Performance matters. Property-based tests run many iterations. If each iteration is slow, tests become painful. Consider reducing iteration counts for expensive properties, or use smaller bounds on generated data sizes.
Balance with example-based tests. Properties are powerful but sometimes obscure. A few clear examples document expected behavior. Properties explore edge cases. Use both.
When to Use Property-Based Testing
Property-based testing shines in specific contexts:
Serialization and parsing: Round-trip properties are natural and powerful. If you’re building a JSON parser, CSV writer, or protocol buffer implementation, property-based tests will find edge cases you’d miss.

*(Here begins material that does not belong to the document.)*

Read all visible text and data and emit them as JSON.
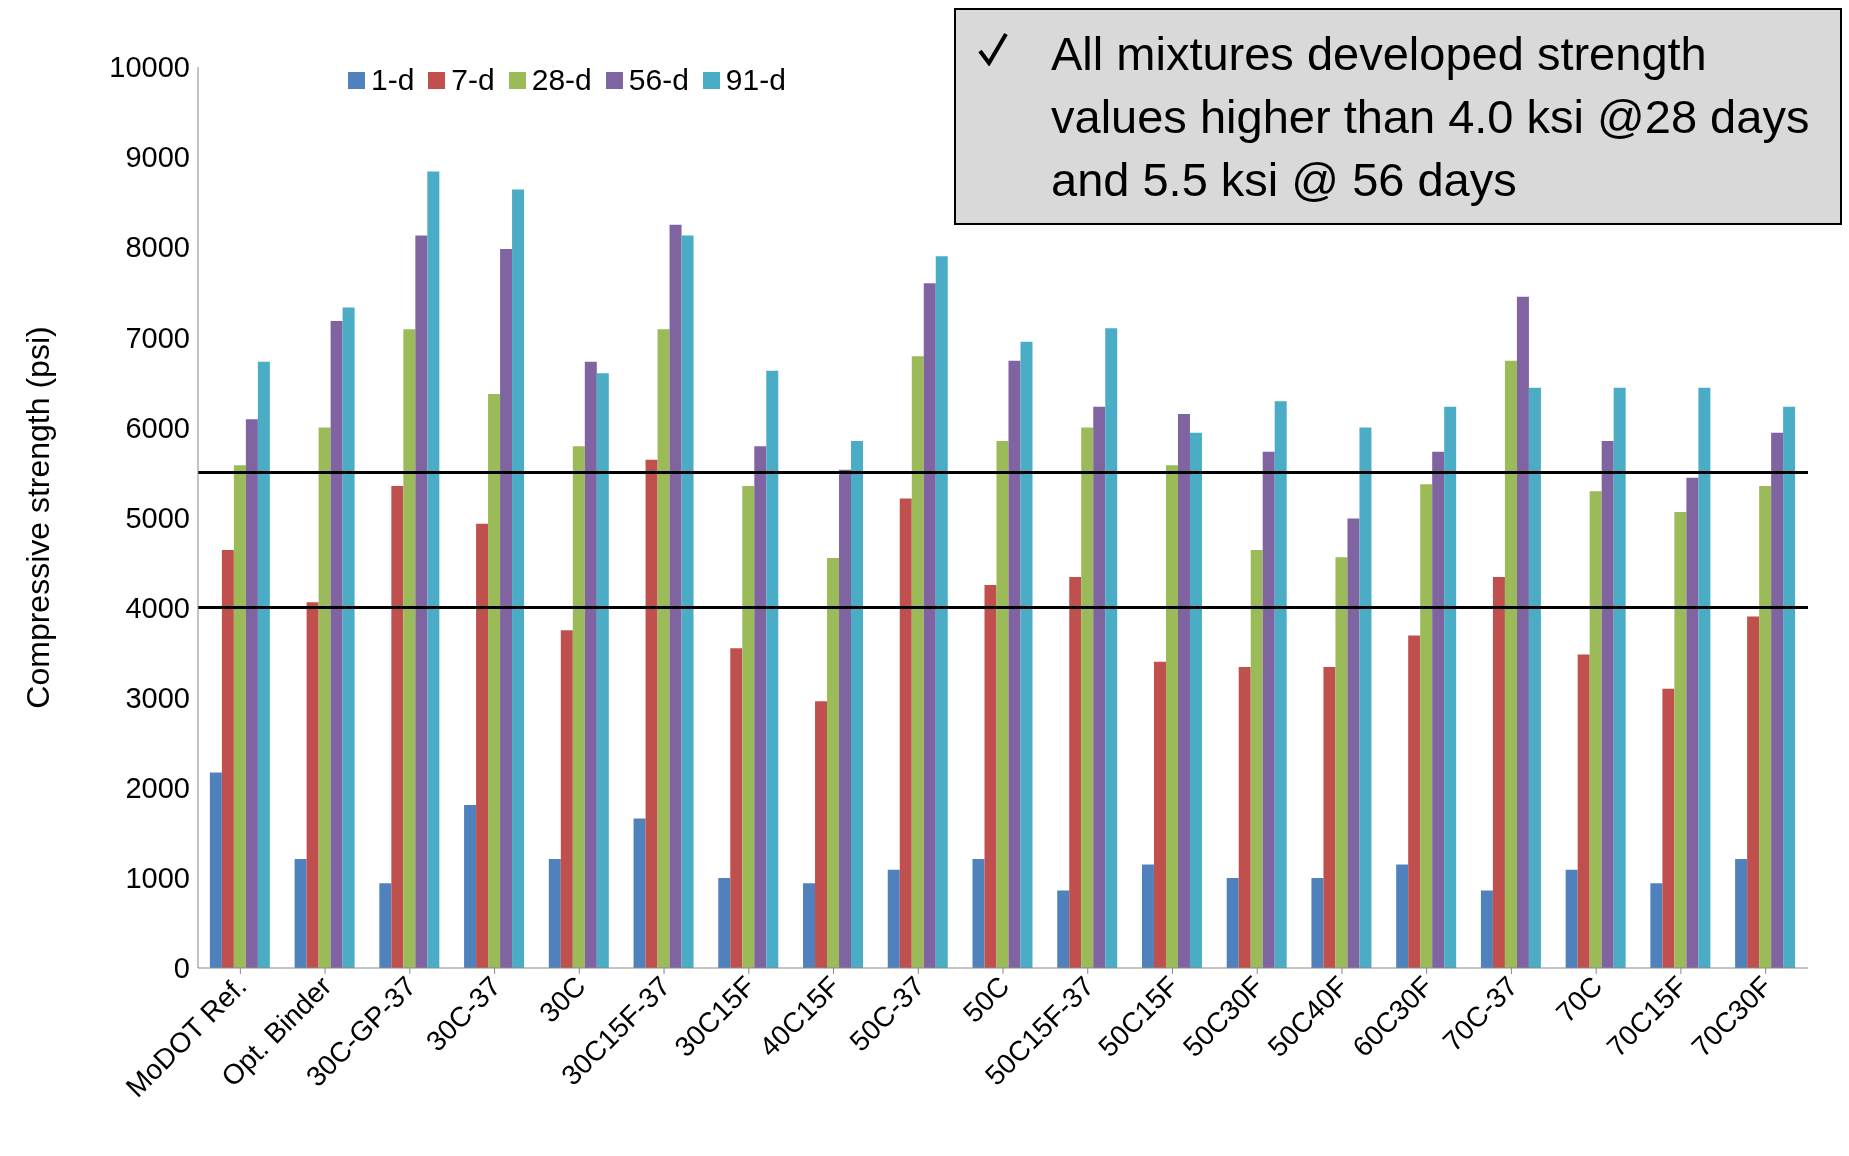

Data transformations: Anything that transforms data while preserving certain characteristics—sorting, filtering, mapping, compression—has natural invariants to test.
Mathematical or algorithmic code: Functions with known mathematical properties (commutativity, associativity, distributivity) are ideal candidates.
Stateful systems: Advanced property-based testing can model state machines, generating sequences of operations and verifying invariants hold throughout.
Property-based testing is less useful when outputs are hard to verify without reimplementing the logic, when the input space is tiny (just use examples), or when tests require expensive external resources.
Start small. Pick one function with clear invariants, write a property, and watch it find inputs you never considered. That first bug it catches will make the technique click.